You served as head assistant coach at Princeton from 2007-2011 and worked under Chris Ayres. What did you take from your experience with Chris Ayres?

Lausier: I'll tell you a funny story. I was doing a wrestling clinic a few weeks ago in this area. Darryl Burley was down here. Lehigh legend. Amazing guy. I got a few minutes to talk with him. I said, 'It's really incredible how much of my life has been impacted by Lehigh wrestlers.' It started back with Dave Icenhower. I was a grad assistant at Trenton, now The College of New Jersey. Ice wrestled at Lehigh. The guy who was hugely important to me was Chris Ayres. He's had the biggest impact on my wrestling life in terms of not only a guy who believed in me, but a guy who really taught me and helped develop me. I say to him all the time, 'I would have loved to have known what I could have done if I wrestled for you.' It just taught me a lot about when personalities and relationships match up, you can make great things happen. So he's still on speed dial on my phone. I hit him up quite a bit when I need some advice.

In October, you brought on Ty Eustice as your head assistant. What has he brought to the program?

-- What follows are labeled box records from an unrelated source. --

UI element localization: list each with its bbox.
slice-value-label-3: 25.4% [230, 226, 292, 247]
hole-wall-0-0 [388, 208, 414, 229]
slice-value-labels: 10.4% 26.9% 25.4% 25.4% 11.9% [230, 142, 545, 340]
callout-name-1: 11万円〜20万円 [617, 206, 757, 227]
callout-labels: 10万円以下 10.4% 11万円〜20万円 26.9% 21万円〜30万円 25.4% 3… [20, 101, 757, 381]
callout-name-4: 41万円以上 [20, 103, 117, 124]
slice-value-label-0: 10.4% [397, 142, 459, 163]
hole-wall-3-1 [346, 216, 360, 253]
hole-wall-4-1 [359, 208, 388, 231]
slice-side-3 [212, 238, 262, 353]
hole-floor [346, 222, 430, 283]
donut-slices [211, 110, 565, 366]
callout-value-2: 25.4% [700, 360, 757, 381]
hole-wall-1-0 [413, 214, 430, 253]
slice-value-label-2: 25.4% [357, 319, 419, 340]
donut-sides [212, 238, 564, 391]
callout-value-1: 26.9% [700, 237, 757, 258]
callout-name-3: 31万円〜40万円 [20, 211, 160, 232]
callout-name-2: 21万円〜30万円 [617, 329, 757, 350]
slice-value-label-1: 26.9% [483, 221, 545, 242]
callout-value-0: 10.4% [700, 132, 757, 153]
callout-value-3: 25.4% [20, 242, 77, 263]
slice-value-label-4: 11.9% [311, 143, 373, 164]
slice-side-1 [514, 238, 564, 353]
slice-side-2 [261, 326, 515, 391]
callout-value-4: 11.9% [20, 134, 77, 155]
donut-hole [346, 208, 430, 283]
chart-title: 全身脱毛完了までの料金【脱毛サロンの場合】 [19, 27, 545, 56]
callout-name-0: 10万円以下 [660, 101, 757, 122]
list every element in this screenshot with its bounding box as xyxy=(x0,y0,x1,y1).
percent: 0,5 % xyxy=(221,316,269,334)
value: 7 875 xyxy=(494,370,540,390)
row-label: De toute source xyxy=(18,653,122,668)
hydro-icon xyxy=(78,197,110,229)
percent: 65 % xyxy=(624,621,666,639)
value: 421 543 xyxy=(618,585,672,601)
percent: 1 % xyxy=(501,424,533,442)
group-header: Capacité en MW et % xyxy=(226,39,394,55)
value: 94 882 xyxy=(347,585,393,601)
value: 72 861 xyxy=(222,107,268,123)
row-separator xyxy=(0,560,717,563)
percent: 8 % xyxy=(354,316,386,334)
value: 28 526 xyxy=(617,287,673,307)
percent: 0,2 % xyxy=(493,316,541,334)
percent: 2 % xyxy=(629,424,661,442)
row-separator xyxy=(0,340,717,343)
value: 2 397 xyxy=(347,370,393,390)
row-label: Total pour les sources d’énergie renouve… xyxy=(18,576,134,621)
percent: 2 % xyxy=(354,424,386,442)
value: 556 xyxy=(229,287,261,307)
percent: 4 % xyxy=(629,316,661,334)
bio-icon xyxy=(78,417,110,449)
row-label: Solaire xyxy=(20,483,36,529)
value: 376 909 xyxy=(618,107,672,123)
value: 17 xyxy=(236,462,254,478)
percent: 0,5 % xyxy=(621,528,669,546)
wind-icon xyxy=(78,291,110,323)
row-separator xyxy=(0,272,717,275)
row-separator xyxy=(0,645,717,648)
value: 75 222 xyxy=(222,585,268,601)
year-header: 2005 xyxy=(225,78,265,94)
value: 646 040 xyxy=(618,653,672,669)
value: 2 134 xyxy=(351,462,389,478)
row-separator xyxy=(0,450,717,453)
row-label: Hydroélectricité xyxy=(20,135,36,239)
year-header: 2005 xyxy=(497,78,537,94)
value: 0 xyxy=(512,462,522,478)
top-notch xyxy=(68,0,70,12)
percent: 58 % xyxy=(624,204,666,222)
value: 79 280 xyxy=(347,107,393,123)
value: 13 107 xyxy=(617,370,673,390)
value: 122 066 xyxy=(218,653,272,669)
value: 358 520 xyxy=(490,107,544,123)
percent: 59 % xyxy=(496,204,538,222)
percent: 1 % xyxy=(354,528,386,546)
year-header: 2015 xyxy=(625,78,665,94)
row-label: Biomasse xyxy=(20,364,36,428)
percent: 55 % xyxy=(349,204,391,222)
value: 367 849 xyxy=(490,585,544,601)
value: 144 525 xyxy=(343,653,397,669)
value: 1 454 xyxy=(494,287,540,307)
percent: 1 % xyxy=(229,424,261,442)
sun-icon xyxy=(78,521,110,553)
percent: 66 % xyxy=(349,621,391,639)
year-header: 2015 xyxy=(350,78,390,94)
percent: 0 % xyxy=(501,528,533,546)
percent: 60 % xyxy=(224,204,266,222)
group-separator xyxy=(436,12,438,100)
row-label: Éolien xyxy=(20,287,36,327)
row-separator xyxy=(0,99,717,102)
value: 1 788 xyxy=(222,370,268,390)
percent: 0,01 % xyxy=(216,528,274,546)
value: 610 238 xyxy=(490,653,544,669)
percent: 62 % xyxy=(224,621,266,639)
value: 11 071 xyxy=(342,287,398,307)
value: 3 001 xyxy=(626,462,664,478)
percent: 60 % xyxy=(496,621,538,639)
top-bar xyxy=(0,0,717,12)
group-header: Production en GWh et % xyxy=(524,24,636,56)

Lausier: He's brought a lot. He's one of the most impressive men I've ever been around. That's not an on-the-mat thing. That's just a straight up, this guy has a championship touch on everything that he does. It's so impressive. It's an amazing story of just a sequence of events. We had an assistant position opening in a very tough time period. So I kind of had my rolodex ready on some guys I needed to have conversations with. Ty reached out. I'll be honest with you … initially I was like, 'Yeah, that's cool but I don't think that would be a good fit.' Then he showed a little initiative that impressed me. I said, 'All right, I want to have a conversation with this guy.' It was one of the best 30-minute phone conversations of my life. There was a connection between two people that had never met before but have very similar ideals in terms of how coaching relates to mentorship and how those two things intertwine … and doing things the right way. So it kind of went from an interview to a full-on recruitment process where I was like, 'I have to have this man here at Davidson.' He's been a total warrior. He moved his family out here. They've done everything from selling a home, packing, moving, buying a home and along the way, this is how I've described him so far. It's really incredible. Never once did he not know someone's name on this team from the day that he arrived here. I think it's that level of commitment to detail that I so respect. Because what that means is he was studying the roster online to make sure that when he got here he had a name with everyone's face. That's what makes a great coach. It's that level of caring. That's raising the standard. That's really good stuff.

What are your expectations for this year's team?
Lausier: People ask us a lot like, do we have goal setting meetings? What are your goals? I'm like, we don't need to have goal setting meetings. I don't know a guy in the country that doesn't go shake hands and try and win the next match in front of them. We know what we're trying to accomplish. So what we focus on is, OK, how are we going to do that? We're very process-oriented. What we know is this, if we can get healthy and stay healthy, I think we can get on an incredible rhythm. Then obviously the goal is to really break through at that Southern Conference tournament. We've had guys in the finals since I've been here. We've had guys wrestling for automatic bids. But we have to get on that plane two weekends after the SoCon tournament and make sure that we're on the floor at the NCAA championships.